Figure 4(a) shows the measured power penalty at a BER of 10^-9 (Q = 6) for the DQPSK signal with balanced detection. For comparison, the measured in-band crosstalk-induced penalty for the DPSK signal and three penalties calculated with Eq. (2), (4), and (6) are also presented in Fig. 4(a). From the results, the DQPSK signal with balanced detection was respectively ~6 and ~3 dB less tolerant (@ 1-dB penalty) to the in-band crosstalk than the DPSK signal with balanced detection and the OOK signal with optimized threshold of the optical receiver. We also compared the measured in-band crosstalk-induced power penalties of the DQPSK signal at a BER of 10^-3 (Q = 3) with two different detection schemes, as shown in Fig. 4(b). From the results, we confirmed that a ~3-dB tolerance difference (@ 1-dB penalty) between the two detection schemes, and the measured penalties agreed well with the calculated ones. In Figs. 3(b) and 4(b) with Q = 3, we found that the discrepancies between measured and calculated penalties were slightly increased, especially in the high penalty region, compared to the case with Q = 6.

Table 1 summarizes the tolerable (giving a 1-dB penalty at Q = 6 and 3 in receiver sensitivity) in-band crosstalk levels for three different modulation formats. Each tolerable crosstalk level was estimated from the measured penalties, except for the three cases of an OOK signal. From the results, we confirmed that a DPSK signal with a balanced direct detection scheme had the best tolerance to in-band crosstalk among the three modulation formats, whereas a DQPSK signal with a single-ended detection scheme had the worst tolerance. We also found that the tolerance differences between balanced and single-ended detection schemes were estimated to be ~5 and ~2.5 dB for DPSK and DQPSK signals respectively (at Q = 3). In addition, almost identical tolerable crosstalk levels were observed for three different schemes: the cases of DPSK signal with single-ended detection, DQPSK signal with balanced detection, and OOK signal with a fixed threshold. We believe that the scalability of an optical transport network can be estimated properly with these tolerable crosstalk levels of different modulation formats.

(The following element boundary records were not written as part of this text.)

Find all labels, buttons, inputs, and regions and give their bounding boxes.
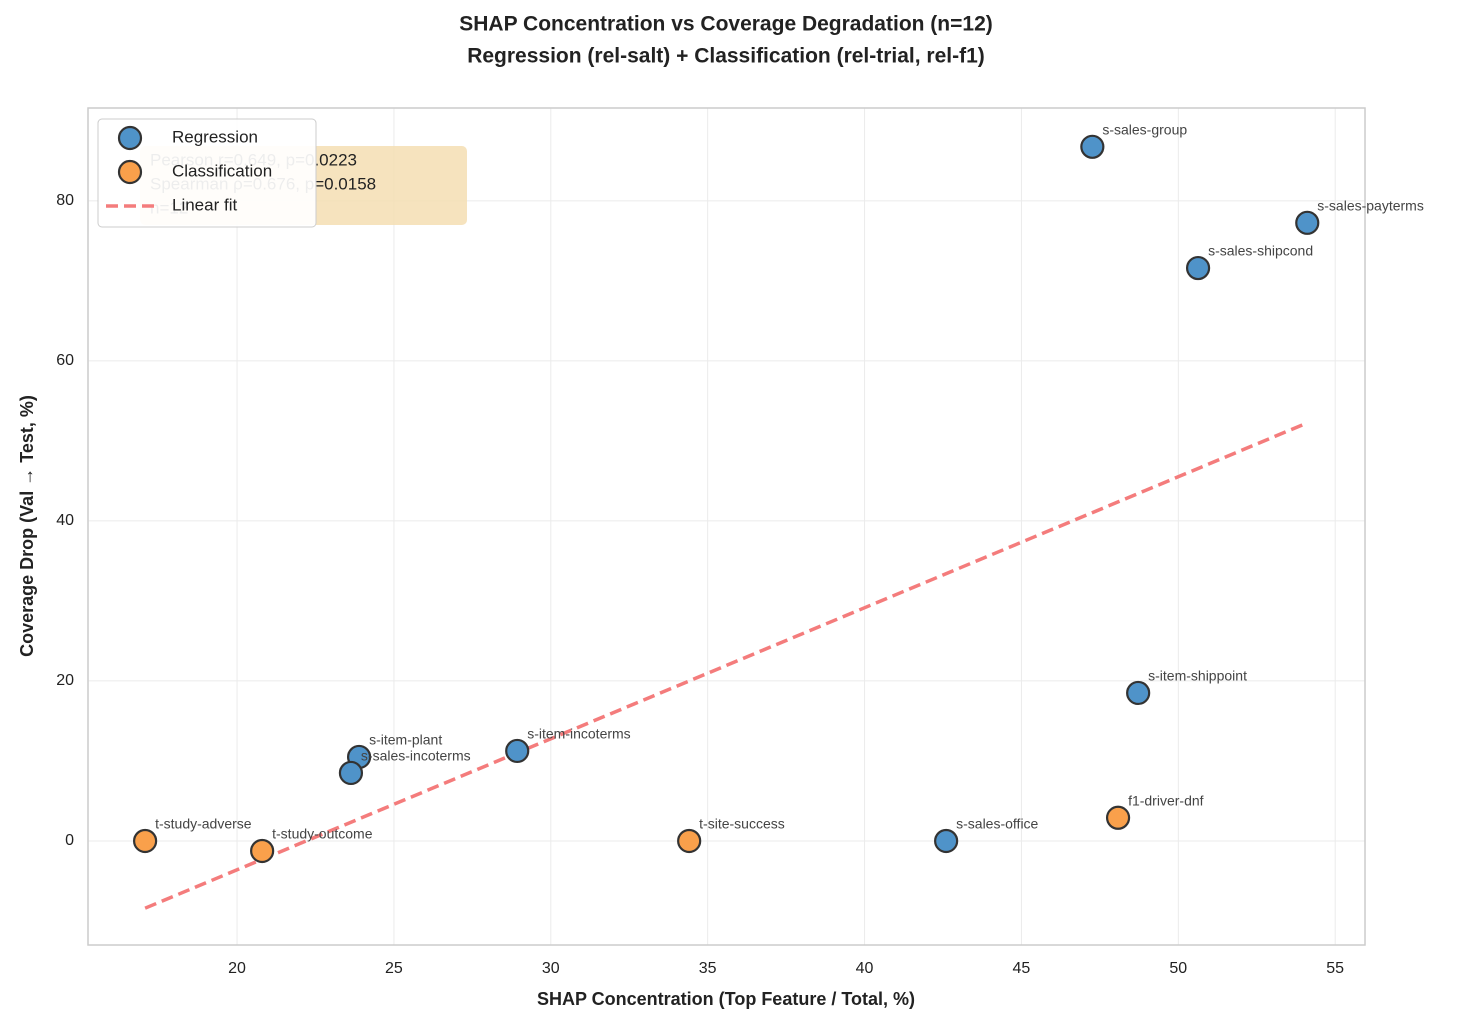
- x-tick-label: 50: [1169, 960, 1187, 977]
- legend-label: Linear fit: [172, 195, 237, 214]
- x-tick-label: 45: [1013, 960, 1031, 977]
- point-label: s-item-shippoint: [1148, 668, 1247, 684]
- y-tick-label: 40: [56, 512, 74, 529]
- x-axis-label: SHAP Concentration (Top Feature / Total,…: [537, 989, 915, 1009]
- point-label: s-sales-group: [1102, 122, 1187, 138]
- point: [250, 838, 275, 864]
- legend-label: Regression: [172, 127, 258, 146]
- plot-frame: [87, 107, 1366, 946]
- point-label: s-sales-payterms: [1317, 198, 1424, 214]
- point-label: s-item-incoterms: [527, 726, 630, 742]
- y-tick-label: 20: [56, 672, 74, 689]
- x-tick-label: 55: [1326, 960, 1344, 977]
- point: [1185, 255, 1211, 281]
- y-axis-label: Coverage Drop (Val → Test, %): [17, 395, 37, 657]
- point: [1295, 210, 1320, 235]
- legend-label: Classification: [172, 161, 272, 180]
- chart-title: SHAP Concentration vs Coverage Degradati…: [459, 13, 993, 36]
- point: [338, 760, 364, 786]
- fit-line: [144, 421, 1308, 910]
- point: [934, 828, 959, 854]
- point: [1080, 134, 1105, 159]
- x-tick-label: 40: [856, 960, 874, 977]
- point-label: f1-driver-dnf: [1128, 792, 1204, 808]
- point: [1126, 680, 1151, 706]
- point: [133, 828, 158, 854]
- point: [677, 828, 702, 854]
- y-tick-label: 60: [56, 352, 74, 369]
- x-tick-label: 35: [699, 960, 717, 977]
- point-label: s-sales-office: [956, 816, 1038, 832]
- point-label: t-study-outcome: [272, 826, 373, 842]
- legend-marker: [117, 159, 143, 185]
- legend-box: [97, 118, 317, 228]
- x-tick-label: 25: [385, 960, 403, 977]
- x-tick-label: 20: [228, 960, 246, 977]
- point-label: s-item-plant: [369, 732, 442, 748]
- point-label: t-site-success: [699, 816, 785, 832]
- y-tick-label: 0: [65, 832, 74, 849]
- point-label: t-study-adverse: [155, 816, 252, 832]
- point-label: s-sales-incoterms: [361, 748, 471, 764]
- point: [505, 738, 530, 764]
- chart-subtitle: Regression (rel-salt) + Classification (…: [467, 45, 985, 68]
- point-label: s-sales-shipcond: [1208, 243, 1313, 259]
- x-tick-label: 30: [542, 960, 560, 977]
- legend-marker: [117, 125, 143, 151]
- y-tick-label: 80: [56, 192, 74, 209]
- point: [1105, 805, 1131, 830]
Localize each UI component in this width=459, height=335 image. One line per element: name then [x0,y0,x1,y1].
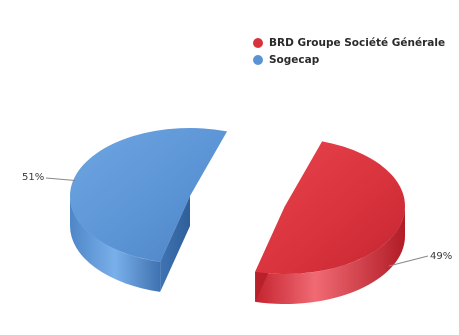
slice-side-brd [255,206,406,304]
slice-sogecap [69,127,228,262]
slice-brd [255,141,405,274]
leader-line-brd [388,255,429,267]
slice-side-sogecap [70,196,161,292]
legend-item-brd[interactable]: BRD Groupe Société Générale [253,34,445,51]
slice-cutface-sogecap [160,196,190,292]
legend-label-brd: BRD Groupe Société Générale [269,36,446,49]
legend-label-sogecap: Sogecap [269,53,320,66]
leader-line-sogecap [45,177,76,182]
legend-item-sogecap[interactable]: Sogecap [253,51,445,68]
data-label-sogecap: 51% [22,172,45,183]
legend: BRD Groupe Société Générale Sogecap [253,34,445,68]
legend-swatch-sogecap [253,54,263,65]
data-label-brd: 49% [430,251,453,262]
legend-swatch-brd [253,37,263,48]
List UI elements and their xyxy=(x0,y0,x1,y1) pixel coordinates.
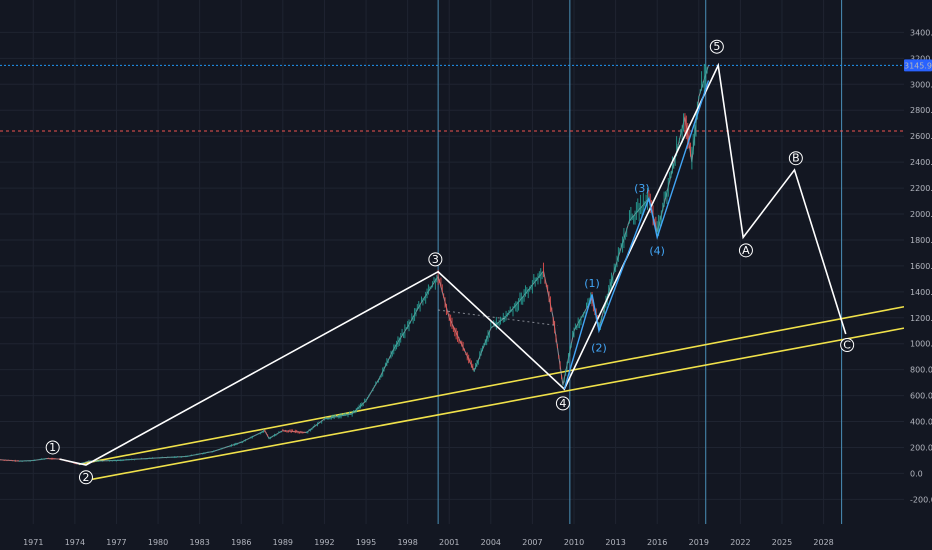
y-tick-label: 1400.0 xyxy=(910,288,932,297)
wave-label-circle xyxy=(78,470,93,485)
horizontal-levels xyxy=(0,64,904,132)
x-tick-label: 1974 xyxy=(65,538,85,547)
x-tick-label: 2025 xyxy=(772,538,792,547)
wave-label-circle xyxy=(788,151,803,166)
wave-label-text: 3 xyxy=(432,253,439,266)
y-tick-label: 400.0 xyxy=(910,418,932,427)
wave-label-1: 1 xyxy=(45,440,60,455)
wave-label-4: 4 xyxy=(555,396,570,411)
wave-label-text: 5 xyxy=(713,40,720,53)
y-tick-label: 2800.0 xyxy=(910,106,932,115)
sub-wave-label: (4) xyxy=(649,244,665,257)
x-tick-label: 2028 xyxy=(813,538,833,547)
x-tick-label: 2010 xyxy=(564,538,584,547)
wave-label-circle xyxy=(738,243,753,258)
x-tick-label: 1989 xyxy=(273,538,293,547)
y-tick-label: 1200.0 xyxy=(910,314,932,323)
wave-label-2: 2 xyxy=(78,470,93,485)
x-tick-label: 1977 xyxy=(106,538,126,547)
y-tick-label: 800.0 xyxy=(910,366,932,375)
wave-label-text: 2 xyxy=(82,471,89,484)
x-tick-label: 1980 xyxy=(148,538,168,547)
wave-label-A: A xyxy=(738,243,753,258)
x-tick-label: 1992 xyxy=(314,538,334,547)
y-tick-label: 2400.0 xyxy=(910,158,932,167)
x-tick-label: 2016 xyxy=(647,538,667,547)
y-tick-label: 1800.0 xyxy=(910,236,932,245)
y-tick-label: 3400.0 xyxy=(910,28,932,37)
primary-wave-line xyxy=(59,62,847,466)
x-tick-label: 1995 xyxy=(356,538,376,547)
x-tick-label: 2001 xyxy=(439,538,459,547)
sub-wave-line xyxy=(563,80,710,390)
sub-wave-label: (3) xyxy=(634,182,650,195)
current-price-tag: 3145.9 xyxy=(904,59,932,72)
y-tick-label: 0.0 xyxy=(910,469,923,478)
wave-label-text: 4 xyxy=(559,397,566,410)
y-tick-label: 1000.0 xyxy=(910,340,932,349)
wave-label-text: C xyxy=(843,339,851,352)
channel-line xyxy=(88,327,905,481)
trend-channel xyxy=(78,305,905,481)
wave-label-text: 1 xyxy=(49,441,56,454)
x-tick-label: 2007 xyxy=(522,538,542,547)
y-tick-label: 2600.0 xyxy=(910,132,932,141)
wave-label-circle xyxy=(840,338,855,353)
time-axis: 1971 1974 1977 1980 1983 1986 1989 1992 1995 1998… xyxy=(23,538,834,547)
x-tick-label: 2022 xyxy=(730,538,750,547)
time-axis-panel[interactable] xyxy=(0,524,932,550)
y-tick-label: 3200.0 xyxy=(910,54,932,63)
wave-label-B: B xyxy=(788,151,803,166)
price-axis-panel[interactable] xyxy=(904,0,932,524)
current-price-tag-text: 3145.9 xyxy=(904,61,932,70)
wave-label-5: 5 xyxy=(709,39,724,54)
sub-wave-label: (2) xyxy=(591,342,607,355)
wave-label-circle xyxy=(709,39,724,54)
x-tick-label: 1971 xyxy=(23,538,43,547)
wave-label-text: B xyxy=(792,152,800,165)
channel-line xyxy=(78,305,905,466)
wave-label-circle xyxy=(428,252,443,267)
wave-label-C: C xyxy=(840,338,855,353)
y-tick-label: -200.0 xyxy=(910,495,932,504)
y-tick-label: 200.0 xyxy=(910,443,932,452)
x-tick-label: 1998 xyxy=(397,538,417,547)
sub-wave-label: (1) xyxy=(584,277,600,290)
wave-label-circle xyxy=(45,440,60,455)
price-series xyxy=(0,63,709,465)
wave-label-3: 3 xyxy=(428,252,443,267)
wave-label-circle xyxy=(555,396,570,411)
x-tick-label: 1986 xyxy=(231,538,251,547)
x-tick-label: 2013 xyxy=(605,538,625,547)
grid-lines xyxy=(0,0,904,524)
wave-path xyxy=(59,62,847,466)
y-tick-label: 3000.0 xyxy=(910,80,932,89)
wave-labels: 1 2 3 4 5 A B C (1) (2) (3) (4) xyxy=(45,39,855,485)
y-tick-label: 2200.0 xyxy=(910,184,932,193)
current-price-tag-bg xyxy=(904,59,932,72)
x-tick-label: 2019 xyxy=(689,538,709,547)
x-tick-label: 2004 xyxy=(481,538,501,547)
y-tick-label: 1600.0 xyxy=(910,262,932,271)
wave-label-text: A xyxy=(742,244,750,257)
x-tick-label: 1983 xyxy=(189,538,209,547)
sub-wave-path xyxy=(563,80,710,390)
price-axis: 3400.0 3200.0 3000.0 2800.0 2600.0 2400.0 2200… xyxy=(910,28,932,504)
y-tick-label: 2000.0 xyxy=(910,210,932,219)
y-tick-label: 600.0 xyxy=(910,392,932,401)
dotted-trend-line xyxy=(438,309,558,327)
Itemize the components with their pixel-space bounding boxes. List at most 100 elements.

The in-band crosstalk-induced penalties for DPSK and DQPSK signals have been investigated for two different direct-detection schemes: balanced and single-ended. First, we have found the difference in in-band crosstalk tolerance between a DPSK signal with balanced detection and an OOK signal to be ~3 dB, as long as an optimized threshold for a beat-noise-limited receiver is used for the measurement. We have also derived simple equations to estimate the in-band crosstalk-induced penalties for DPSK and a DQPSK signals with different Q values and receiver configurations. From the results, we have confirmed that the penalties calculated with our equations agreed well with the experimental measurements. Thus, we believe that our simple equations would be suited for the scalability estimation of cost-effective optical transport networks based on direct-detection schemes.